A segurança alimentar na região está em risco, especialmente após o desaparecimento do lago Poopó. Muitos agricultores cultivam principalmente batata, quinua e cebada, mas a cañahua se destaca por sua alta taxa de proteínas e fibras. Desde que começou a plantar cañahua em 2019, Mamani viu um aumento no interesse por esse cultivo, que agora atrai novos produtores.

Crescimento da Associação

Atualmente, a associação de cañahua de Ayo Ayo conta com 22 membros. Mamani afirma que a cada ano, novos produtores se juntam ao grupo. A produção de cañahua é vendida em sua maioria, garantindo uma fonte de renda estável, ao contrário de outros cultivos que falham com frequência. A cañahua, cultivada nos Andes há séculos, perdeu espaço nas últimas décadas devido à migração e à falta de interesse.

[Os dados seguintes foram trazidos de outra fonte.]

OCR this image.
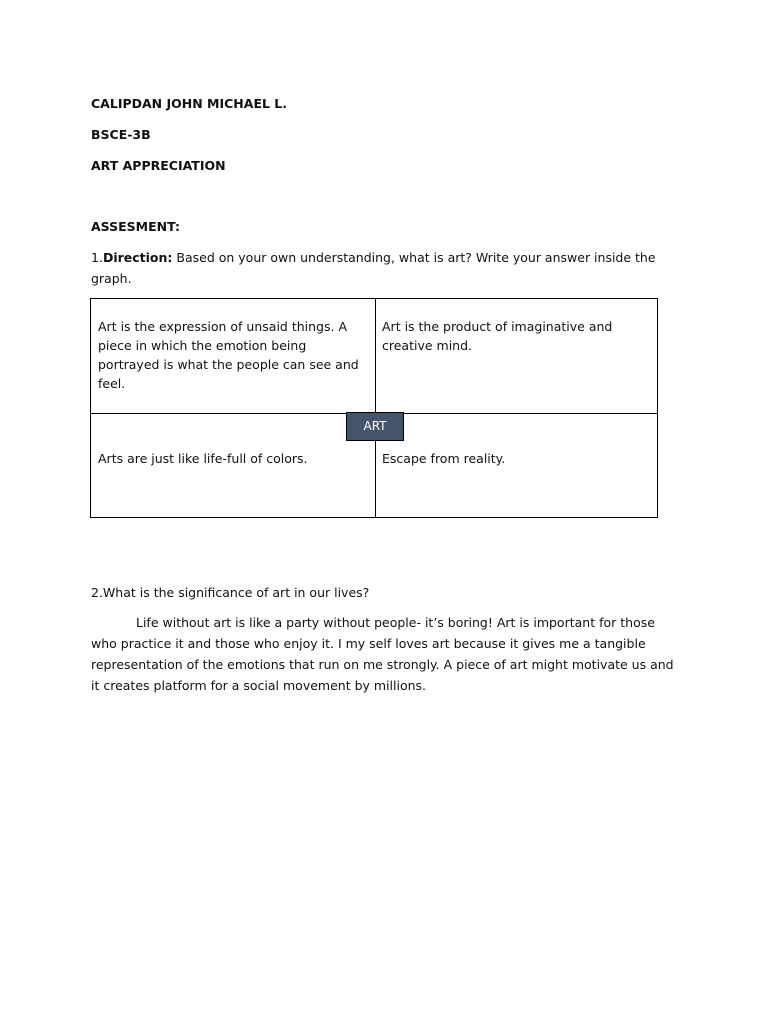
CALIPDAN JOHN MICHAEL L.
BSCE-3B
ART APPRECIATION
ASSESMENT:
1.Direction: Based on your own understanding, what is art? Write your answer inside the
graph.
Art is the expression of unsaid things. A piece in which the emotion being portrayed is what the people can see and feel.
Art is the product of imaginative and creative mind.
Arts are just like life-full of colors.	Escape from reality.
ART
2.What is the significance of art in our lives?
Life without art is like a party without people- it’s boring! Art is important for those who practice it and those who enjoy it. I my self loves art because it gives me a tangible representation of the emotions that run on me strongly. A piece of art might motivate us and it creates platform for a social movement by millions.
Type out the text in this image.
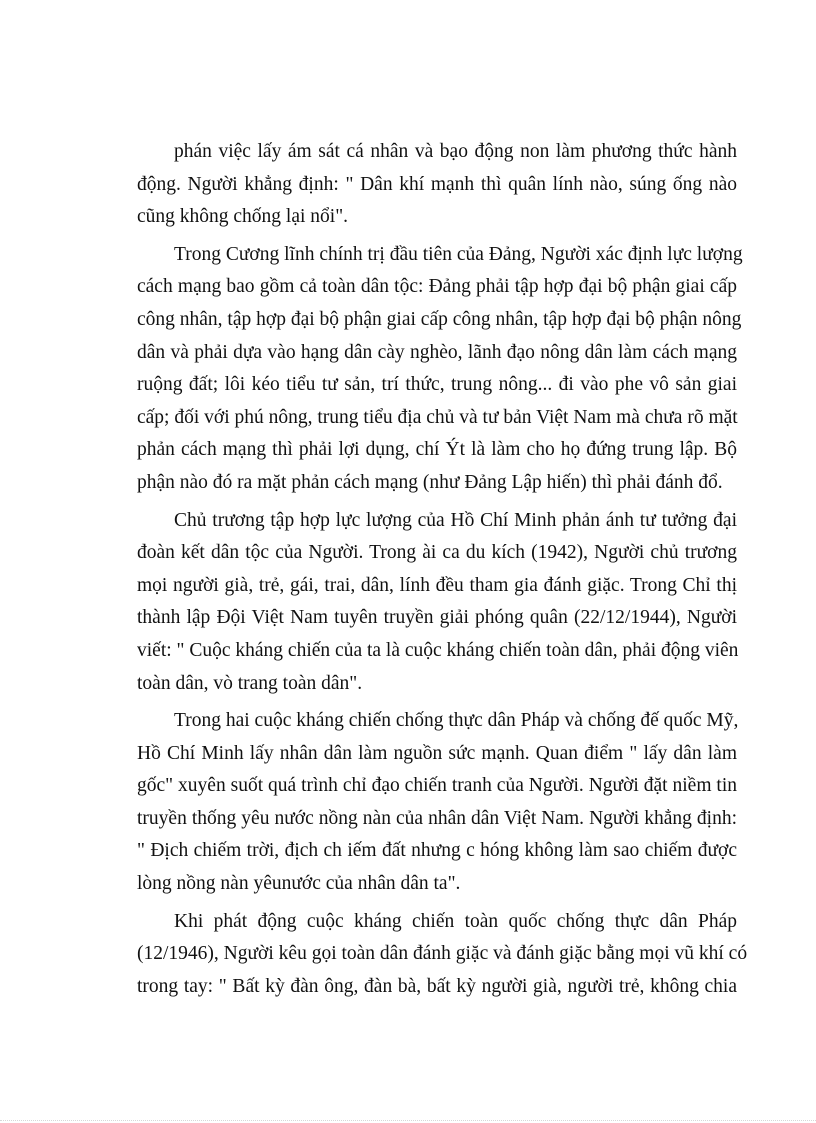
phán việc lấy ám sát cá nhân và bạo động non làm phương thức hành
động. Người khẳng định: " Dân khí mạnh thì quân lính nào, súng ống nào
cũng không chống lại nổi".

Trong Cương lĩnh chính trị đầu tiên của Đảng, Người xác định lực lượng
cách mạng bao gồm cả toàn dân tộc: Đảng phải tập hợp đại bộ phận giai cấp
công nhân, tập hợp đại bộ phận giai cấp công nhân, tập hợp đại bộ phận nông
dân và phải dựa vào hạng dân cày nghèo, lãnh đạo nông dân làm cách mạng
ruộng đất; lôi kéo tiểu tư sản, trí thức, trung nông... đi vào phe vô sản giai
cấp; đối với phú nông, trung tiểu địa chủ và tư bản Việt Nam mà chưa rõ mặt
phản cách mạng thì phải lợi dụng, chí Ýt là làm cho họ đứng trung lập. Bộ
phận nào đó ra mặt phản cách mạng (như Đảng Lập hiến) thì phải đánh đổ.

Chủ trương tập hợp lực lượng của Hồ Chí Minh phản ánh tư tưởng đại
đoàn kết dân tộc của Người. Trong ài ca du kích (1942), Người chủ trương
mọi người già, trẻ, gái, trai, dân, lính đều tham gia đánh giặc. Trong Chỉ thị
thành lập Đội Việt Nam tuyên truyền giải phóng quân (22/12/1944), Người
viết: " Cuộc kháng chiến của ta là cuộc kháng chiến toàn dân, phải động viên
toàn dân, vò trang toàn dân".

Trong hai cuộc kháng chiến chống thực dân Pháp và chống đế quốc Mỹ,
Hồ Chí Minh lấy nhân dân làm nguồn sức mạnh. Quan điểm " lấy dân làm
gốc" xuyên suốt quá trình chỉ đạo chiến tranh của Người. Người đặt niềm tin
truyền thống yêu nước nồng nàn của nhân dân Việt Nam. Người khẳng định:
" Địch chiếm trời, địch ch iếm đất nhưng c hóng không làm sao chiếm được
lòng nồng nàn yêunước của nhân dân ta".

Khi phát động cuộc kháng chiến toàn quốc chống thực dân Pháp
(12/1946), Người kêu gọi toàn dân đánh giặc và đánh giặc bằng mọi vũ khí có
trong tay: " Bất kỳ đàn ông, đàn bà, bất kỳ người già, người trẻ, không chia
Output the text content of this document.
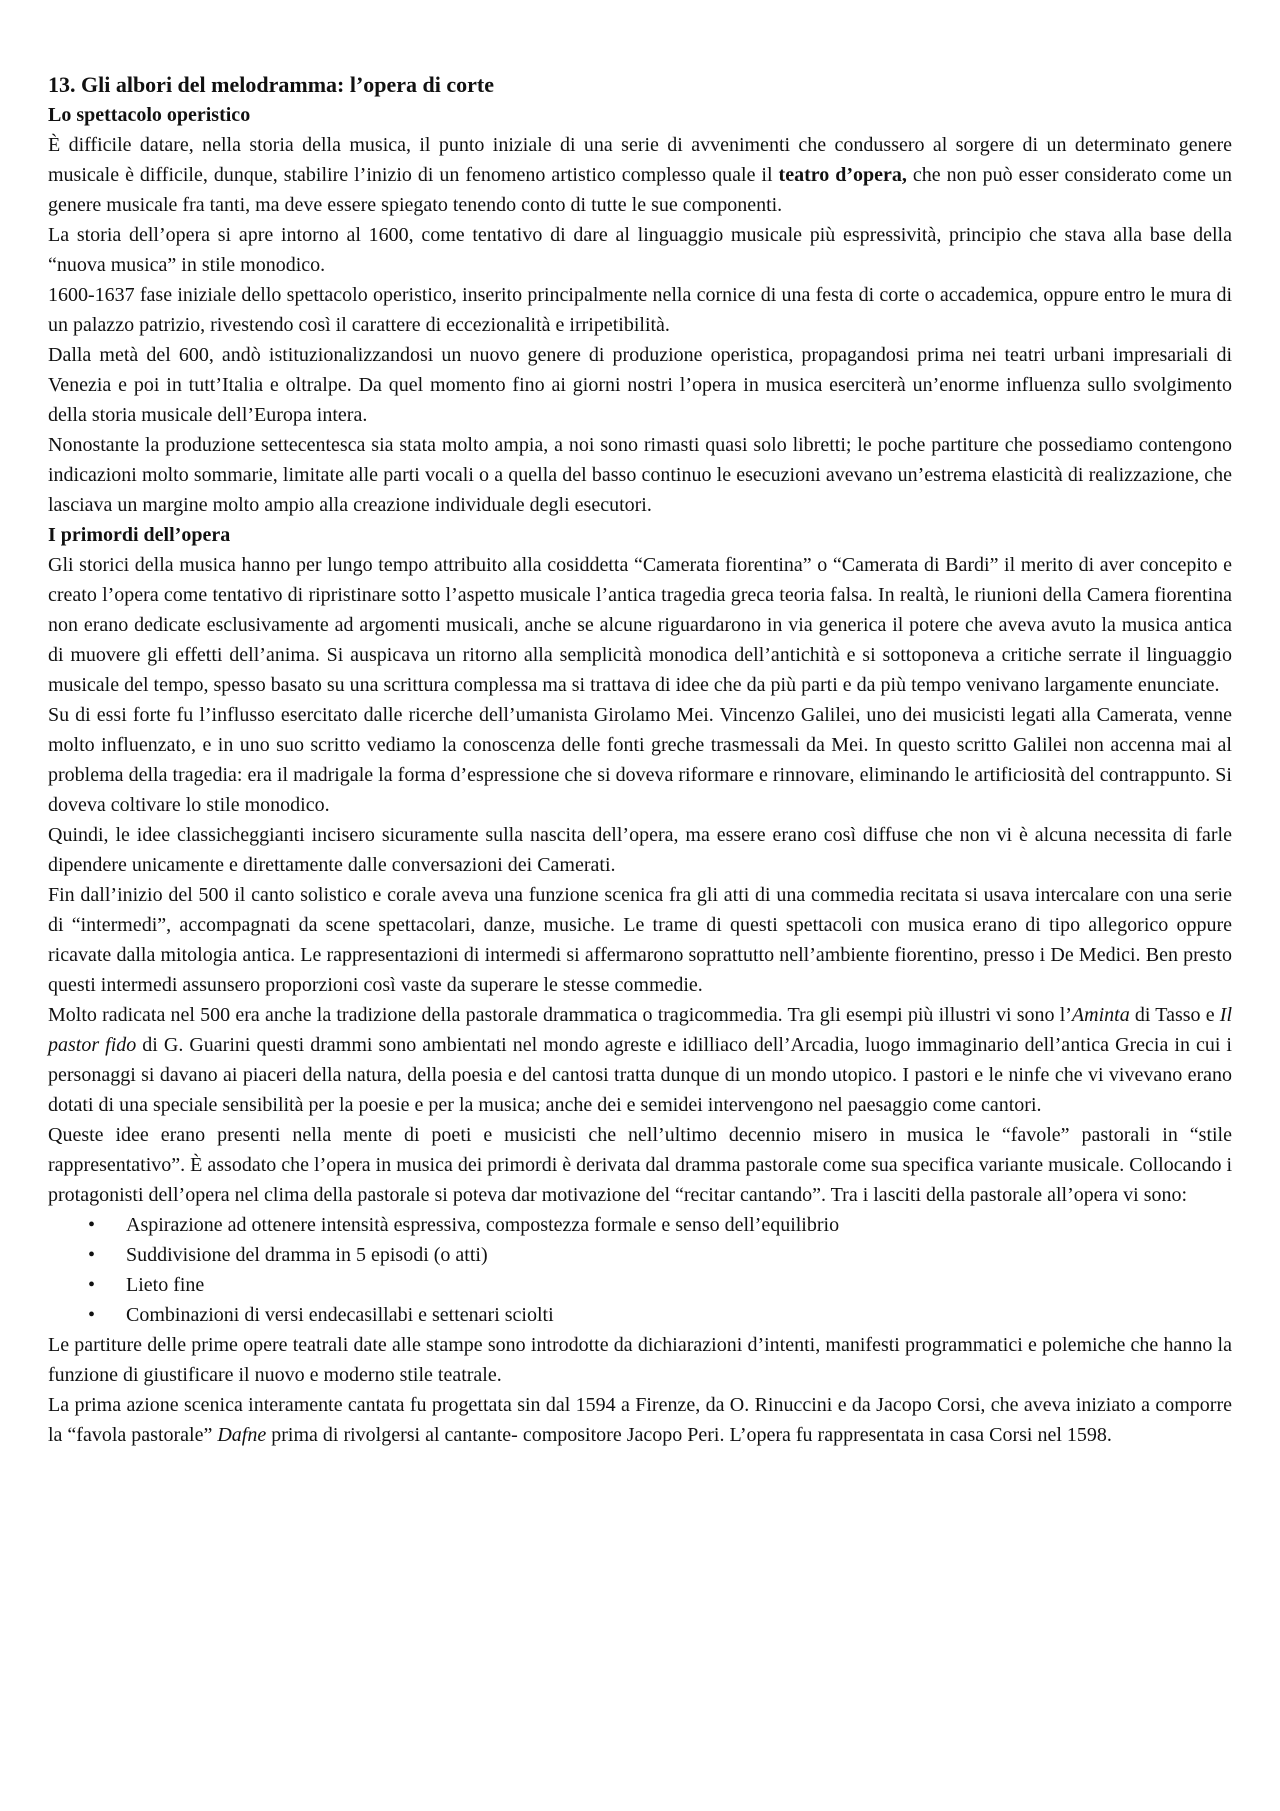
13. Gli albori del melodramma: l’opera di corte
Lo spettacolo operistico

È difficile datare, nella storia della musica, il punto iniziale di una serie di avvenimenti che condussero al sorgere di un determinato genere musicale è difficile, dunque, stabilire l’inizio di un fenomeno artistico complesso quale il teatro d’opera, che non può esser considerato come un genere musicale fra tanti, ma deve essere spiegato tenendo conto di tutte le sue componenti.

La storia dell’opera si apre intorno al 1600, come tentativo di dare al linguaggio musicale più espressività, principio che stava alla base della “nuova musica” in stile monodico.

1600-1637 fase iniziale dello spettacolo operistico, inserito principalmente nella cornice di una festa di corte o accademica, oppure entro le mura di un palazzo patrizio, rivestendo così il carattere di eccezionalità e irripetibilità.

Dalla metà del 600, andò istituzionalizzandosi un nuovo genere di produzione operistica, propagandosi prima nei teatri urbani impresariali di Venezia e poi in tutt’Italia e oltralpe. Da quel momento fino ai giorni nostri l’opera in musica eserciterà un’enorme influenza sullo svolgimento della storia musicale dell’Europa intera.

Nonostante la produzione settecentesca sia stata molto ampia, a noi sono rimasti quasi solo libretti; le poche partiture che possediamo contengono indicazioni molto sommarie, limitate alle parti vocali o a quella del basso continuo le esecuzioni avevano un’estrema elasticità di realizzazione, che lasciava un margine molto ampio alla creazione individuale degli esecutori.

I primordi dell’opera

Gli storici della musica hanno per lungo tempo attribuito alla cosiddetta “Camerata fiorentina” o “Camerata di Bardi” il merito di aver concepito e creato l’opera come tentativo di ripristinare sotto l’aspetto musicale l’antica tragedia greca teoria falsa. In realtà, le riunioni della Camera fiorentina non erano dedicate esclusivamente ad argomenti musicali, anche se alcune riguardarono in via generica il potere che aveva avuto la musica antica di muovere gli effetti dell’anima. Si auspicava un ritorno alla semplicità monodica dell’antichità e si sottoponeva a critiche serrate il linguaggio musicale del tempo, spesso basato su una scrittura complessa ma si trattava di idee che da più parti e da più tempo venivano largamente enunciate.

Su di essi forte fu l’influsso esercitato dalle ricerche dell’umanista Girolamo Mei. Vincenzo Galilei, uno dei musicisti legati alla Camerata, venne molto influenzato, e in uno suo scritto vediamo la conoscenza delle fonti greche trasmessali da Mei. In questo scritto Galilei non accenna mai al problema della tragedia: era il madrigale la forma d’espressione che si doveva riformare e rinnovare, eliminando le artificiosità del contrappunto. Si doveva coltivare lo stile monodico.

Quindi, le idee classicheggianti incisero sicuramente sulla nascita dell’opera, ma essere erano così diffuse che non vi è alcuna necessita di farle dipendere unicamente e direttamente dalle conversazioni dei Camerati.

Fin dall’inizio del 500 il canto solistico e corale aveva una funzione scenica fra gli atti di una commedia recitata si usava intercalare con una serie di “intermedi”, accompagnati da scene spettacolari, danze, musiche. Le trame di questi spettacoli con musica erano di tipo allegorico oppure ricavate dalla mitologia antica. Le rappresentazioni di intermedi si affermarono soprattutto nell’ambiente fiorentino, presso i De Medici. Ben presto questi intermedi assunsero proporzioni così vaste da superare le stesse commedie.

Molto radicata nel 500 era anche la tradizione della pastorale drammatica o tragicommedia. Tra gli esempi più illustri vi sono l’Aminta di Tasso e Il pastor fido di G. Guarini questi drammi sono ambientati nel mondo agreste e idilliaco dell’Arcadia, luogo immaginario dell’antica Grecia in cui i personaggi si davano ai piaceri della natura, della poesia e del cantosi tratta dunque di un mondo utopico. I pastori e le ninfe che vi vivevano erano dotati di una speciale sensibilità per la poesie e per la musica; anche dei e semidei intervengono nel paesaggio come cantori.

Queste idee erano presenti nella mente di poeti e musicisti che nell’ultimo decennio misero in musica le “favole” pastorali in “stile rappresentativo”. È assodato che l’opera in musica dei primordi è derivata dal dramma pastorale come sua specifica variante musicale. Collocando i protagonisti dell’opera nel clima della pastorale si poteva dar motivazione del “recitar cantando”. Tra i lasciti della pastorale all’opera vi sono:

• Aspirazione ad ottenere intensità espressiva, compostezza formale e senso dell’equilibrio
• Suddivisione del dramma in 5 episodi (o atti)
• Lieto fine
• Combinazioni di versi endecasillabi e settenari sciolti

Le partiture delle prime opere teatrali date alle stampe sono introdotte da dichiarazioni d’intenti, manifesti programmatici e polemiche che hanno la funzione di giustificare il nuovo e moderno stile teatrale.

La prima azione scenica interamente cantata fu progettata sin dal 1594 a Firenze, da O. Rinuccini e da Jacopo Corsi, che aveva iniziato a comporre la “favola pastorale” Dafne prima di rivolgersi al cantante- compositore Jacopo Peri. L’opera fu rappresentata in casa Corsi nel 1598.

Trigidia Jiménez, presidente da rede nacional de cañahua, destaca que a recuperação do cultivo é resultado de esforços para promover seu consumo e fornecer sementes de qualidade. Os produtores também colaboram com programas de pesquisa para melhorar a produção. Apesar dos avanços, os preços da cañahua ainda são baixos, em torno de R$ 1,4 por quilo.

Desafios e Oportunidades

Os agricultores de Ayo Ayo enfrentam baixos rendimentos por hectare e a necessidade de diversificar a produção. Mamani e outros membros da associação buscam transformar a cañahua em produtos como pão e barras energéticas para aumentar a demanda. A inclusão de produtos à base de cañahua em programas de subsídio do governo também é uma estratégia para promover o grão.

Embora a cañahua tenha potencial para ajudar a reter jovens no campo, muitos ainda acreditam que a vida nas cidades é melhor. Mamani, no entanto, mantém a esperança de que a cañahua se torne uma fonte de renda viável, permitindo que as futuras gerações herdem as terras com a certeza de um futuro promissor.